From
Time -
Location LISN Site Plaine
Data Science, Thesis
Speaker : Armita KHAJEH NASSIRI
Link Zoom : https://cnrs.zoom.us/j/95042504893?pwd=alRYazdYTTFCQTB1aUJwUGRIOWpqdz09#success
Knowledge graphs (KGs) are heterogeneous graph structures representing facts in a machine-readable format. They find applications in tasks such as question answering, disambiguation, and entity linking. However, KGs are inherently incomplete, and refining them is crucial to improve their effectiveness in downstream tasks. It’s possible to complete the KGs by predicting missing links within a knowledge graph or integrating external sources and KGs. By extracting rules from the KG, we can leverage them to complete the graph while providing explainability. Various approaches have been proposed to mine rules efficiently. Yet, the literature lacks effective methods for effectively incorporating numerical predicates in rules. To address this gap, we propose REGNUM, which mines numerical rules with interval constraints. REGNUM builds upon the rules generated by an existing rule mining system and enriches them by incorporating numerical predicates guided by quality measures.

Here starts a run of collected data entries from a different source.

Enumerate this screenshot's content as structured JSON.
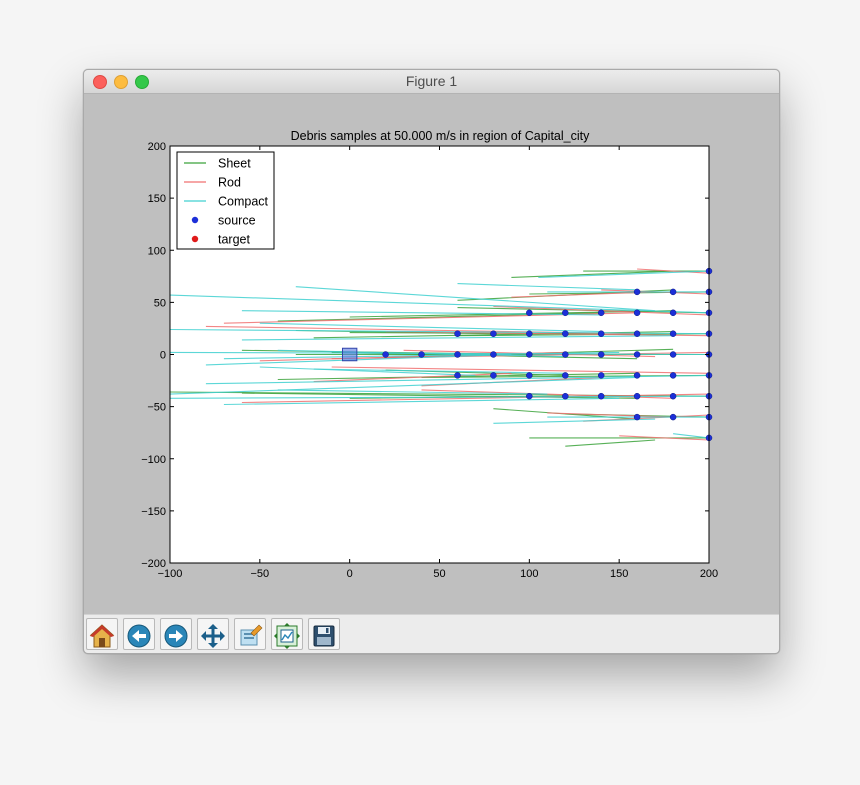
{
  "window": {
    "title": "Figure 1"
  },
  "chart_data": {
    "type": "line",
    "title": "Debris samples at 50.000 m/s in region of Capital_city",
    "xlabel": "",
    "ylabel": "",
    "xlim": [
      -100,
      200
    ],
    "ylim": [
      -200,
      200
    ],
    "xticks": [
      -100,
      -50,
      0,
      50,
      100,
      150,
      200
    ],
    "yticks": [
      -200,
      -150,
      -100,
      -50,
      0,
      50,
      100,
      150,
      200
    ],
    "xtick_labels": [
      "−100",
      "−50",
      "0",
      "50",
      "100",
      "150",
      "200"
    ],
    "ytick_labels": [
      "−200",
      "−150",
      "−100",
      "−50",
      "0",
      "50",
      "100",
      "150",
      "200"
    ],
    "grid": false,
    "legend_position": "top-left",
    "legend": [
      {
        "label": "Sheet",
        "kind": "line",
        "color": "#3aa23a"
      },
      {
        "label": "Rod",
        "kind": "line",
        "color": "#f07070"
      },
      {
        "label": "Compact",
        "kind": "line",
        "color": "#40d0d0"
      },
      {
        "label": "source",
        "kind": "marker",
        "color": "#1c2fd8"
      },
      {
        "label": "target",
        "kind": "marker",
        "color": "#e01a1a"
      }
    ],
    "target_area": {
      "x": [
        -4,
        4
      ],
      "y": [
        -6,
        6
      ],
      "color": "#5577dd"
    },
    "source_points": [
      [
        20,
        0
      ],
      [
        40,
        0
      ],
      [
        60,
        0
      ],
      [
        80,
        0
      ],
      [
        100,
        0
      ],
      [
        120,
        0
      ],
      [
        140,
        0
      ],
      [
        160,
        0
      ],
      [
        180,
        0
      ],
      [
        200,
        0
      ],
      [
        60,
        20
      ],
      [
        80,
        20
      ],
      [
        100,
        20
      ],
      [
        120,
        20
      ],
      [
        140,
        20
      ],
      [
        160,
        20
      ],
      [
        180,
        20
      ],
      [
        200,
        20
      ],
      [
        60,
        -20
      ],
      [
        80,
        -20
      ],
      [
        100,
        -20
      ],
      [
        120,
        -20
      ],
      [
        140,
        -20
      ],
      [
        160,
        -20
      ],
      [
        180,
        -20
      ],
      [
        200,
        -20
      ],
      [
        100,
        40
      ],
      [
        120,
        40
      ],
      [
        140,
        40
      ],
      [
        160,
        40
      ],
      [
        180,
        40
      ],
      [
        200,
        40
      ],
      [
        100,
        -40
      ],
      [
        120,
        -40
      ],
      [
        140,
        -40
      ],
      [
        160,
        -40
      ],
      [
        180,
        -40
      ],
      [
        200,
        -40
      ],
      [
        160,
        60
      ],
      [
        180,
        60
      ],
      [
        200,
        60
      ],
      [
        160,
        -60
      ],
      [
        180,
        -60
      ],
      [
        200,
        -60
      ],
      [
        200,
        80
      ],
      [
        200,
        -80
      ]
    ],
    "series": [
      {
        "kind": "Sheet",
        "segments": [
          [
            [
              200,
              0
            ],
            [
              -30,
              0
            ]
          ],
          [
            [
              180,
              5
            ],
            [
              20,
              -3
            ]
          ],
          [
            [
              160,
              -4
            ],
            [
              -10,
              2
            ]
          ],
          [
            [
              200,
              20
            ],
            [
              60,
              18
            ]
          ],
          [
            [
              180,
              22
            ],
            [
              -20,
              16
            ]
          ],
          [
            [
              140,
              20
            ],
            [
              0,
              21
            ]
          ],
          [
            [
              200,
              -20
            ],
            [
              40,
              -22
            ]
          ],
          [
            [
              160,
              -18
            ],
            [
              -40,
              -24
            ]
          ],
          [
            [
              120,
              -20
            ],
            [
              20,
              -15
            ]
          ],
          [
            [
              200,
              40
            ],
            [
              60,
              45
            ]
          ],
          [
            [
              180,
              42
            ],
            [
              0,
              36
            ]
          ],
          [
            [
              140,
              40
            ],
            [
              -40,
              32
            ]
          ],
          [
            [
              200,
              -40
            ],
            [
              -100,
              -36
            ]
          ],
          [
            [
              160,
              -42
            ],
            [
              -60,
              -37
            ]
          ],
          [
            [
              120,
              -40
            ],
            [
              0,
              -42
            ]
          ],
          [
            [
              200,
              60
            ],
            [
              100,
              58
            ]
          ],
          [
            [
              180,
              62
            ],
            [
              60,
              52
            ]
          ],
          [
            [
              200,
              -60
            ],
            [
              120,
              -57
            ]
          ],
          [
            [
              160,
              -62
            ],
            [
              80,
              -52
            ]
          ],
          [
            [
              200,
              80
            ],
            [
              130,
              80
            ]
          ],
          [
            [
              180,
              80
            ],
            [
              90,
              74
            ]
          ],
          [
            [
              200,
              -80
            ],
            [
              100,
              -80
            ]
          ],
          [
            [
              170,
              -82
            ],
            [
              120,
              -88
            ]
          ],
          [
            [
              100,
              0
            ],
            [
              -60,
              4
            ]
          ],
          [
            [
              80,
              20
            ],
            [
              -30,
              23
            ]
          ]
        ]
      },
      {
        "kind": "Rod",
        "segments": [
          [
            [
              200,
              2
            ],
            [
              -10,
              -4
            ]
          ],
          [
            [
              170,
              -2
            ],
            [
              30,
              4
            ]
          ],
          [
            [
              200,
              18
            ],
            [
              20,
              22
            ]
          ],
          [
            [
              160,
              20
            ],
            [
              -80,
              27
            ]
          ],
          [
            [
              200,
              -18
            ],
            [
              -10,
              -12
            ]
          ],
          [
            [
              140,
              -22
            ],
            [
              40,
              -30
            ]
          ],
          [
            [
              200,
              38
            ],
            [
              80,
              46
            ]
          ],
          [
            [
              160,
              40
            ],
            [
              -70,
              30
            ]
          ],
          [
            [
              200,
              -38
            ],
            [
              -60,
              -46
            ]
          ],
          [
            [
              180,
              -42
            ],
            [
              40,
              -34
            ]
          ],
          [
            [
              200,
              58
            ],
            [
              140,
              62
            ]
          ],
          [
            [
              170,
              60
            ],
            [
              90,
              55
            ]
          ],
          [
            [
              200,
              -58
            ],
            [
              130,
              -64
            ]
          ],
          [
            [
              180,
              -60
            ],
            [
              110,
              -56
            ]
          ],
          [
            [
              200,
              78
            ],
            [
              160,
              82
            ]
          ],
          [
            [
              200,
              -82
            ],
            [
              150,
              -78
            ]
          ],
          [
            [
              120,
              2
            ],
            [
              -50,
              -6
            ]
          ],
          [
            [
              90,
              -18
            ],
            [
              -20,
              -26
            ]
          ]
        ]
      },
      {
        "kind": "Compact",
        "segments": [
          [
            [
              200,
              0
            ],
            [
              -100,
              2
            ]
          ],
          [
            [
              150,
              2
            ],
            [
              -70,
              -4
            ]
          ],
          [
            [
              120,
              -2
            ],
            [
              -40,
              4
            ]
          ],
          [
            [
              200,
              20
            ],
            [
              -100,
              24
            ]
          ],
          [
            [
              180,
              18
            ],
            [
              -60,
              14
            ]
          ],
          [
            [
              140,
              22
            ],
            [
              -50,
              30
            ]
          ],
          [
            [
              200,
              -20
            ],
            [
              -80,
              -28
            ]
          ],
          [
            [
              160,
              -22
            ],
            [
              -100,
              -38
            ]
          ],
          [
            [
              120,
              -18
            ],
            [
              -20,
              -14
            ]
          ],
          [
            [
              200,
              40
            ],
            [
              -100,
              57
            ]
          ],
          [
            [
              170,
              42
            ],
            [
              -30,
              65
            ]
          ],
          [
            [
              140,
              38
            ],
            [
              -60,
              42
            ]
          ],
          [
            [
              200,
              -40
            ],
            [
              -100,
              -42
            ]
          ],
          [
            [
              150,
              -42
            ],
            [
              -70,
              -48
            ]
          ],
          [
            [
              110,
              -38
            ],
            [
              -40,
              -34
            ]
          ],
          [
            [
              200,
              60
            ],
            [
              110,
              60
            ]
          ],
          [
            [
              160,
              62
            ],
            [
              60,
              68
            ]
          ],
          [
            [
              200,
              -60
            ],
            [
              110,
              -60
            ]
          ],
          [
            [
              170,
              -62
            ],
            [
              80,
              -66
            ]
          ],
          [
            [
              200,
              80
            ],
            [
              105,
              74
            ]
          ],
          [
            [
              200,
              -80
            ],
            [
              180,
              -76
            ]
          ],
          [
            [
              90,
              0
            ],
            [
              -80,
              -10
            ]
          ],
          [
            [
              70,
              -20
            ],
            [
              -50,
              -12
            ]
          ]
        ]
      }
    ]
  },
  "toolbar": {
    "buttons": [
      {
        "name": "home-button",
        "icon": "home-icon"
      },
      {
        "name": "back-button",
        "icon": "back-arrow-icon"
      },
      {
        "name": "forward-button",
        "icon": "forward-arrow-icon"
      },
      {
        "name": "pan-button",
        "icon": "move-arrows-icon"
      },
      {
        "name": "zoom-button",
        "icon": "zoom-rect-icon"
      },
      {
        "name": "subplots-button",
        "icon": "subplots-icon"
      },
      {
        "name": "save-button",
        "icon": "floppy-disk-icon"
      }
    ]
  }
}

Additionally, the interconnected nature of web data offers significant potential for completing and refining KGs, for instance, by data linking, which is the task of finding sameAs links between entities of different KGs. We introduce RE-miner, an approach that mines referring expressions (REs) for a class in a knowledge graph and uses them for data linking. REs are rules that are only applied to one entity. They support knowledge discovery and serve as an explainable way to link data. We employ pruning strategies to explore the search space efficiently, and we define characteristics to generate REs that are more relevant for data linking. Furthermore, we aim to explore the advantages and opportunities of fine-tuning language models to bridge the gap between KGs and textual data. We propose GilBERT, which leverages fine-tuning techniques on language models like BERT using a triplet loss. GilBERT demonstrates promising results for refinement tasks of relation prediction and triple classification tasks. By considering these challenges and proposing novel approaches, this thesis contributes to KG refinement, particularly emphasizing explainability and knowledge discovery. The outcomes of this research open doors to more research questions and pave the way for advancing towards more accurate and comprehensive KGs.